Ha rassicurato la Francia che si sente minacciata dall'economia globalizzata, e al tempo stesso ha delineato riforme concrete che, senza liquidare l'intoccabile modello sociale francese, introdurranno una dose di liberismo nel burocratico sistema nazionale. A lui guardano i maggiori finanzieri e industriali di Francia. Molti di loro l'hanno apertamente appoggiato in questa campagna elettorale. Alle due estremità della sua clientela ci sono le classi popolari e il potere economico.
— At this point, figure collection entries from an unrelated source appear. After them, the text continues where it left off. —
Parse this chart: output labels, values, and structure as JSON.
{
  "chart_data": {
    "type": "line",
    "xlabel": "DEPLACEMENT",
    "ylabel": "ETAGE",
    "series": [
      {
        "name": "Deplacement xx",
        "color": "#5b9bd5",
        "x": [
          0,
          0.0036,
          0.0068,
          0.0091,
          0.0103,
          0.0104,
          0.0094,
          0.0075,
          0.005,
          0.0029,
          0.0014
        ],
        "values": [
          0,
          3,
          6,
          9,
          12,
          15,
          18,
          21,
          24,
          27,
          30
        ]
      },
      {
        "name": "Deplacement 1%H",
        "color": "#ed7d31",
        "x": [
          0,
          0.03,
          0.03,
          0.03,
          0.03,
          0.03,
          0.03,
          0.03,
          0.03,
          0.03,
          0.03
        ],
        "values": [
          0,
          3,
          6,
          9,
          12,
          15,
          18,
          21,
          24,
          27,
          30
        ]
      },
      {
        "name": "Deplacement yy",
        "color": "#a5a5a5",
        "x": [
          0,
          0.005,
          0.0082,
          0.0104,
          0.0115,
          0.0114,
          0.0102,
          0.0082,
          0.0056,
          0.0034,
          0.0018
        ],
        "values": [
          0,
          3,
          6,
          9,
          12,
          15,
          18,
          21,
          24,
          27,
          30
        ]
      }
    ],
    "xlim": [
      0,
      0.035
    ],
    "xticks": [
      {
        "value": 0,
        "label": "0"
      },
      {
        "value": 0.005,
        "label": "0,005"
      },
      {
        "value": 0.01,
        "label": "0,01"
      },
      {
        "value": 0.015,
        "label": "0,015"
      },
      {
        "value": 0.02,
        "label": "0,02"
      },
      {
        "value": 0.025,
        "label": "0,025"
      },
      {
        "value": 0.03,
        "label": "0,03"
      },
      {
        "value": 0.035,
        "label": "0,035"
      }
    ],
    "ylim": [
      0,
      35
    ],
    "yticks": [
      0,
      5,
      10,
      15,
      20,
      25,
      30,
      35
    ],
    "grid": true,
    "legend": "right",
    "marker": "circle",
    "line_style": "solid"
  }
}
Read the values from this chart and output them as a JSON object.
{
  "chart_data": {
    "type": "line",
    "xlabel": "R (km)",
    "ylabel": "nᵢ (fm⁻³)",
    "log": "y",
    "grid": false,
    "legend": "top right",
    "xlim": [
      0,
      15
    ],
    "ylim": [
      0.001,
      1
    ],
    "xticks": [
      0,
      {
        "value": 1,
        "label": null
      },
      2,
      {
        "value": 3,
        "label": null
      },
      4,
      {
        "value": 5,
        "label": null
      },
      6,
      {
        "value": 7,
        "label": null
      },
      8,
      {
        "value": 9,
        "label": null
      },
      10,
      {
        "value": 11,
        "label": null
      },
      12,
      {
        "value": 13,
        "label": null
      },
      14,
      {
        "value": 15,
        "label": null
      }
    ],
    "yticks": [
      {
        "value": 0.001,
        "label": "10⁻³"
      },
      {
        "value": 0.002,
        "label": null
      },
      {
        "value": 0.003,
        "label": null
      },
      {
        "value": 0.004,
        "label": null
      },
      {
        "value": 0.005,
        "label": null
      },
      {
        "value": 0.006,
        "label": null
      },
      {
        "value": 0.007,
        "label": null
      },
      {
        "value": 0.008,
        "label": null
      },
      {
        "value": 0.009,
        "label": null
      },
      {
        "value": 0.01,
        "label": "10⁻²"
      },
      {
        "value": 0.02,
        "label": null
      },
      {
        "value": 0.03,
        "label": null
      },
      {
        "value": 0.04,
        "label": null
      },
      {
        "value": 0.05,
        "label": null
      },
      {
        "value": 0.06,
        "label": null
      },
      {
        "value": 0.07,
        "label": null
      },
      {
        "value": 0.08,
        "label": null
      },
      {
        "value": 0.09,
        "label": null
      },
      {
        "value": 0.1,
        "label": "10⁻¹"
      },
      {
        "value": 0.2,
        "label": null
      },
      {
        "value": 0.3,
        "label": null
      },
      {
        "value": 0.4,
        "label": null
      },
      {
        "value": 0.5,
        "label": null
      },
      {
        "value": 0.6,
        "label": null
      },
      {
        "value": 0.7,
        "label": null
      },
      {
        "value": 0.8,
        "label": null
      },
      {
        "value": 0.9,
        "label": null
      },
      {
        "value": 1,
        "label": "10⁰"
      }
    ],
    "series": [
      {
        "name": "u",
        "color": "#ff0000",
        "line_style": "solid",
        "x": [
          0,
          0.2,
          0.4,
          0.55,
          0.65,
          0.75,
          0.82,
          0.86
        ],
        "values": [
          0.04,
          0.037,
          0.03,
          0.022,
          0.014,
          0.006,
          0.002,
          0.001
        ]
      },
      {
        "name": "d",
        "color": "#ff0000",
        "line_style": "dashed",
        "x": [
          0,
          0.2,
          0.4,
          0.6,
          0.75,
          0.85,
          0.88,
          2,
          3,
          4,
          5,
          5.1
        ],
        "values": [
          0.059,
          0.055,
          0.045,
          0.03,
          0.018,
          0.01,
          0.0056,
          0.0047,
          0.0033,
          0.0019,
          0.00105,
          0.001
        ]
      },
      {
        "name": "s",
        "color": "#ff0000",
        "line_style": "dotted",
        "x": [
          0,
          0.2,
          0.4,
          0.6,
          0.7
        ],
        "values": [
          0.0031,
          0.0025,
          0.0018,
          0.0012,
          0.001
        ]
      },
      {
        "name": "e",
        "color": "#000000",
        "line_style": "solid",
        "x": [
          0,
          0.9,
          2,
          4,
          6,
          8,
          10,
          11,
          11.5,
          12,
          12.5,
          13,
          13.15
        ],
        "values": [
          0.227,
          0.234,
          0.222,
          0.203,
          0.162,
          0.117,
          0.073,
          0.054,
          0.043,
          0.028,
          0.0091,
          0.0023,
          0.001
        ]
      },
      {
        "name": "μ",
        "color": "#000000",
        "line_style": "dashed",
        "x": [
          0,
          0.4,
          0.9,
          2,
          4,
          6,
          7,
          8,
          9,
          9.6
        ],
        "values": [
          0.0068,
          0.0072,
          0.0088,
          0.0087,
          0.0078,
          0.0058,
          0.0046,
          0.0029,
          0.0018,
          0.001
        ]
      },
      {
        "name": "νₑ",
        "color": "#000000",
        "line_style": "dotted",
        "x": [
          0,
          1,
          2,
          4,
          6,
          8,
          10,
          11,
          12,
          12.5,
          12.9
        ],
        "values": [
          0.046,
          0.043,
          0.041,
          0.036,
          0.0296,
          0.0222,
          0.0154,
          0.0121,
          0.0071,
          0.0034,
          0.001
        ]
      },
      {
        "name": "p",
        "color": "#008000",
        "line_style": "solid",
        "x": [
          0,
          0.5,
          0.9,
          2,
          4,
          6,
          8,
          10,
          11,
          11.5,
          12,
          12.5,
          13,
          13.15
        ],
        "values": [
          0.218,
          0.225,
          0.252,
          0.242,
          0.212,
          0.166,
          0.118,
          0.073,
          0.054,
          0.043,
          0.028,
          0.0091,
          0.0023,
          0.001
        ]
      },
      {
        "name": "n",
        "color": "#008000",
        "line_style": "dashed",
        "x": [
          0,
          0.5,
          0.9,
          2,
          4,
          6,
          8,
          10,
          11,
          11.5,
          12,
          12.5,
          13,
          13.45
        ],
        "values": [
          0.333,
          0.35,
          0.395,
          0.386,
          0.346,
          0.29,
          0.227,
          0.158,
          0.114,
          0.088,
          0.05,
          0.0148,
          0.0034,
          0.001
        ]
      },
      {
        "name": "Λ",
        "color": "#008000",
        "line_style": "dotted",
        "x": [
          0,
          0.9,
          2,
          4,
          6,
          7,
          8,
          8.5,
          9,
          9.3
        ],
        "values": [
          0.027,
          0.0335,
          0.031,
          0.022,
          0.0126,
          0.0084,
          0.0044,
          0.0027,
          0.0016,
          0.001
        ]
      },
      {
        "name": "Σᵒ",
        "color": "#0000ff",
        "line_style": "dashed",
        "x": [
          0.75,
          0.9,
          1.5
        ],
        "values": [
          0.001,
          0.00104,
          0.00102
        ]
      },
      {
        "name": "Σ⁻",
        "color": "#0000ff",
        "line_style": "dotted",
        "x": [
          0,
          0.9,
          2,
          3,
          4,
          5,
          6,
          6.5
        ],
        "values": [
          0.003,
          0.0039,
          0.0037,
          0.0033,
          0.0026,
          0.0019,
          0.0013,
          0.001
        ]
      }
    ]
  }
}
Se il candidato di destra ha invaso il campo della sinistra, Ségolène Royal si è appropriata di non pochi argomenti della destra: l'ordine e la sicurezza in particolare. Ha capito che non poteva lasciare all'avversario il monopolio di questi temi. Ha anche cercato di conciliare lo spirito nazionale e i problemi sociali. Ha sventolato in varie occasioni il tricolore. Ma il suo discorso è stato soprattutto quello di una madre appassionata, attenta ai problemi quotidiani: scuola, famiglia, ospedali, lavoro. Una madre severa, inflessibile nel dibattito televisivo con Sarkozy. Da quella prova è uscita, ai miei occhi, vincente. Convincente. Ha dimostrato di avere un carattere fermo, in grado ricoprire il ruolo cui ambiva. Cosi non è evidentemente apparsa alla maggioranza dei francesi. La campagna elettorale è stata appassionante, ma deludente per un aspetto: non si è quasi parlato del resto del mondo. Del mondo in cui la Francia è immersa.